Nie ma szansy na realizację nowego bloku energetycznego (tzw. spalarni”) w terminie. Nieterminowe zakończenie inwestycji powoduje zaburzenia dla spółki MPGK i tworzonego klastra energetycznego. Zagrożona jest też wypłata dywidendy ze spółki do budżetu miasta.
Podczas sierpniowej sesji Rady Miasta Krosna, sprawozdanie z rocznej działalności przedstawiło MPGK Krosno.
Na “spalarnię” poczekamy
–Harmonogramy mówią o zakończeniu inwestycji czerwiec / lipiec przyszłego roku – jednak prezes spółki, Janusz Fic nie jest w stu procentach pewien nawet tego terminu. Wykorzystanie pozostałości z sortowania jako paliwo może rozpocząć się około marca.
Radny Adam Przybysz pytał o zmiany w kosztach planowanej inwestycji i finalnego kosztu.
Prezes Janusz Fic poinformował, że początkowe szacunki mówiły o 40 mln złotych, ale przetarg rozstrzygnięto na kwotę niemal 110 mln złotych, a następnie waloryzowano kontrakt o kolejne 17 mln złotych.
Opóźnienia wpływają na wynik finansowy spółki. Z braku “spalarni” MPGK musi oddawać pozostałości po segregacji odpadów do innych firm, np. do cementowni, niestety jest to kosztowne.
Co z zyskami i dywidendą?
Radny Michał Finfa dziękował prezesowi za dobre wyniki finansowe. Zwrócił jednak uwagę, że zagrożona jest wypłata dywidendy od spółki. MPGK nie jest spółką deficytową, a nawet przynosi dochody dla gminy. Zaplanowana dywidenda to około 2,5 mln złotych.

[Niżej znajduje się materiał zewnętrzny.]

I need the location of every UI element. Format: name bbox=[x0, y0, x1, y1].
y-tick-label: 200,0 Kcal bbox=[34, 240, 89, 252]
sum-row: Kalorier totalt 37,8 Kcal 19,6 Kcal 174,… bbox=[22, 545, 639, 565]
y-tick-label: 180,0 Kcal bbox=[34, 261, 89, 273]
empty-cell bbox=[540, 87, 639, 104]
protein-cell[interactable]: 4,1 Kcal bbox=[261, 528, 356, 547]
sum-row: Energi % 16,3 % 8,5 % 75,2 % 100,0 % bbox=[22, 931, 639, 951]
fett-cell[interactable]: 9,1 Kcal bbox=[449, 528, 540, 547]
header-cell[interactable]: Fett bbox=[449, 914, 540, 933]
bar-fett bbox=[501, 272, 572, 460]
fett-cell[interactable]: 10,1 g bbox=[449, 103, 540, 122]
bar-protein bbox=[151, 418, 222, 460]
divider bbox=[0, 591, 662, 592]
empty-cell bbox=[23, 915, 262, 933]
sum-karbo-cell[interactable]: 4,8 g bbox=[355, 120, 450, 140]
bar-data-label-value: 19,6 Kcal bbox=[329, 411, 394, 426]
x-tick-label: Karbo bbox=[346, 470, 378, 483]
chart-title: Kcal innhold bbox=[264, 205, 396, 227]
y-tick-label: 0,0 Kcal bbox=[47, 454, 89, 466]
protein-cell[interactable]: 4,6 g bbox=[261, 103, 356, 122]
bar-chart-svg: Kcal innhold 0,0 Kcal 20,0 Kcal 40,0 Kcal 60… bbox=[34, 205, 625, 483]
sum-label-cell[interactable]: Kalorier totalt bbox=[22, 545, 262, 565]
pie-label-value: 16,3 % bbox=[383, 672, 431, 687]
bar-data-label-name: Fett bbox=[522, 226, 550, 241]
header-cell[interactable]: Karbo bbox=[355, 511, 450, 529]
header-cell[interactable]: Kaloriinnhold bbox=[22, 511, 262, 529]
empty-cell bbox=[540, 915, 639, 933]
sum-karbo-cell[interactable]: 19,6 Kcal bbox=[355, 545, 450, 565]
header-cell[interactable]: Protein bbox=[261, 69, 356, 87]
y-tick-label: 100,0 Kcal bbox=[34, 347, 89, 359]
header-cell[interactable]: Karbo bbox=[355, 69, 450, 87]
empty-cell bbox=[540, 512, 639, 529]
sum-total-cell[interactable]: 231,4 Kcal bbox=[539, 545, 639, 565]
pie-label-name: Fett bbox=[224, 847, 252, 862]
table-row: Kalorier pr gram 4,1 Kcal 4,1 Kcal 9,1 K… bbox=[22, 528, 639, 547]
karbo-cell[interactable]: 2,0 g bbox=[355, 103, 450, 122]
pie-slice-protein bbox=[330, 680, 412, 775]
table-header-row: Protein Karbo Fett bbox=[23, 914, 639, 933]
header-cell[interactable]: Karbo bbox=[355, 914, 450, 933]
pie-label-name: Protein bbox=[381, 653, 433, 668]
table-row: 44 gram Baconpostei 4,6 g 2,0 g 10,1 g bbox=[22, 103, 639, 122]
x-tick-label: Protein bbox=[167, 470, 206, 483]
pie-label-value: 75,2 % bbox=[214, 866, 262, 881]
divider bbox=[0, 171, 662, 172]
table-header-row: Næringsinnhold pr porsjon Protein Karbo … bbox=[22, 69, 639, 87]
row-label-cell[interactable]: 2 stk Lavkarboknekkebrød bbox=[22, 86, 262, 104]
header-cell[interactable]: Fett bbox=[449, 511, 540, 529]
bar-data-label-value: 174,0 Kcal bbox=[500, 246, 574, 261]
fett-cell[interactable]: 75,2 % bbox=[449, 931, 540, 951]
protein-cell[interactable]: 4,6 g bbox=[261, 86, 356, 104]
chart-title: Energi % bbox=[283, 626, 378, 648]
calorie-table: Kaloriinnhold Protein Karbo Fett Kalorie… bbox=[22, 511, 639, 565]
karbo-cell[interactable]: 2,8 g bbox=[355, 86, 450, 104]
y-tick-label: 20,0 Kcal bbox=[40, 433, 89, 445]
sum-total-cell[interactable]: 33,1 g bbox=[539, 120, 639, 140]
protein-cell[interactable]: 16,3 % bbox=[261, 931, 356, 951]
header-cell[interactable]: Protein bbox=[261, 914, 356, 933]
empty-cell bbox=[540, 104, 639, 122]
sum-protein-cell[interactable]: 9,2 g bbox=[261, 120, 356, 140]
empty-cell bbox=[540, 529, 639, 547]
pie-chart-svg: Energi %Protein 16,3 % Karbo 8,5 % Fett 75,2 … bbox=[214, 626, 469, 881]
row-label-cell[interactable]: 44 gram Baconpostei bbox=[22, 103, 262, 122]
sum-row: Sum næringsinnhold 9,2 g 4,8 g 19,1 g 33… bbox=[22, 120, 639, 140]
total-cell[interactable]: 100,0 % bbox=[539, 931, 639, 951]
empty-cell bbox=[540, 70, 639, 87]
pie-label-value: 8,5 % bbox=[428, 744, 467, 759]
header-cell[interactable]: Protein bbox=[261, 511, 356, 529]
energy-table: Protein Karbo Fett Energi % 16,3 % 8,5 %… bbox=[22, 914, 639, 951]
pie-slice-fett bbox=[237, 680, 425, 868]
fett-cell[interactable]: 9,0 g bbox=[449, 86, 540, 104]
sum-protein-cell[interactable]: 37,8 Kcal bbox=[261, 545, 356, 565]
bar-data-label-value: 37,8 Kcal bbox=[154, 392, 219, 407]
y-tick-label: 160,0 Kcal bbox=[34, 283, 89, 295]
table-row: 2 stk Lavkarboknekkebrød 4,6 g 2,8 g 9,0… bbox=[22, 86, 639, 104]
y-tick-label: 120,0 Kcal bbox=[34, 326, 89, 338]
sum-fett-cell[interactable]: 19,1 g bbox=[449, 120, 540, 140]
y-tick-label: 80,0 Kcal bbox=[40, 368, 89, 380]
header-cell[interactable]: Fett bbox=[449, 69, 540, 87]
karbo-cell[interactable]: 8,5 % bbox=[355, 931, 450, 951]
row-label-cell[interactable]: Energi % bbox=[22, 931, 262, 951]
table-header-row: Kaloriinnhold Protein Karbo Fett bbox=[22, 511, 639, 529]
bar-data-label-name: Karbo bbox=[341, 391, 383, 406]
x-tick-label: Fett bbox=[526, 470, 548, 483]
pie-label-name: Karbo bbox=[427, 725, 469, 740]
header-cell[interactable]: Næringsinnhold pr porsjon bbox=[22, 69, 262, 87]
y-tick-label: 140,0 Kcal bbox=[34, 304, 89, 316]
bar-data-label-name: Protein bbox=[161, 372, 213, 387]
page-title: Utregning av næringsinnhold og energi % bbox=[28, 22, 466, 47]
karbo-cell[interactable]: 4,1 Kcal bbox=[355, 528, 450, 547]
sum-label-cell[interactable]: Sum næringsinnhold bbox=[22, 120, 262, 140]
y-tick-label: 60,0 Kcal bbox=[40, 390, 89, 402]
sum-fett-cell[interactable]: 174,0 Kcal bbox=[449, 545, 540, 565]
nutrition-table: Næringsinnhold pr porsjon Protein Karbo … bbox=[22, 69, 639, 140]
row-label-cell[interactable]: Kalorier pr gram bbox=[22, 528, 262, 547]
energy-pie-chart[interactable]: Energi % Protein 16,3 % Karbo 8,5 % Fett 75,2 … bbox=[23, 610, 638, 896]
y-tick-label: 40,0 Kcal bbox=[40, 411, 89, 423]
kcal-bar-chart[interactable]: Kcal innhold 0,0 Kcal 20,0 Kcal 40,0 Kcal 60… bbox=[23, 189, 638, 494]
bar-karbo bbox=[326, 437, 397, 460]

Prezes Janusz Fic informował jednak na komisji oraz powtórzył na sesji, że mogą być przeszkody formalne do wypłaty dywidendy. Wynika to z umów pomiędzy spółką, bankiem, a gminą, w związku z gwarancjami jakie gmina daje spółce.
–Ta sytuacja jest dość skomplikowana i musimy czekać na aprobatę banku – podkreślał Prezes Fic. Bez tej aprobaty nie dojdzie do wypłaty dywidendy, ale nie oznacza to, że będzie ona stracona. Po prostu byłaby wypłacona w kolejnym roku. O to dopytywał radny Tomasz Soliński.
“MPGK zarabia naszym kosztem”?
W kwestiach finansowych i zysków spółki zabrał głos radny Sławomir Bęben. Przytoczył słowa mieszkańców: “Zaraz, to my płacimy za wodę, za śmieci, za ciepło”. Radny podkreślił, że zyski spółki związane są z kosztami ponoszonymi przez mieszkańców.
– To my finansujemy, czy nie powinno być tak, że spółka powinna zamykać się “na zero”? – pytał radny Bęben.
Prezes odpowiedział, że znaczna część zysków (aż 8 mln złotych) to efekt rozliczenia dotacji uzyskanych w poprzednich latach. – Nasza spółka nigdy nie miała na celu maksymalizacji zysku, to nie było naszym celem. Mamy jednak udziały w spółce komercyjnej Remondis KROeko i z samej tej działalności uzyskaliśmy 1,5 mln złotych – wyjaśniał Janusz Fic.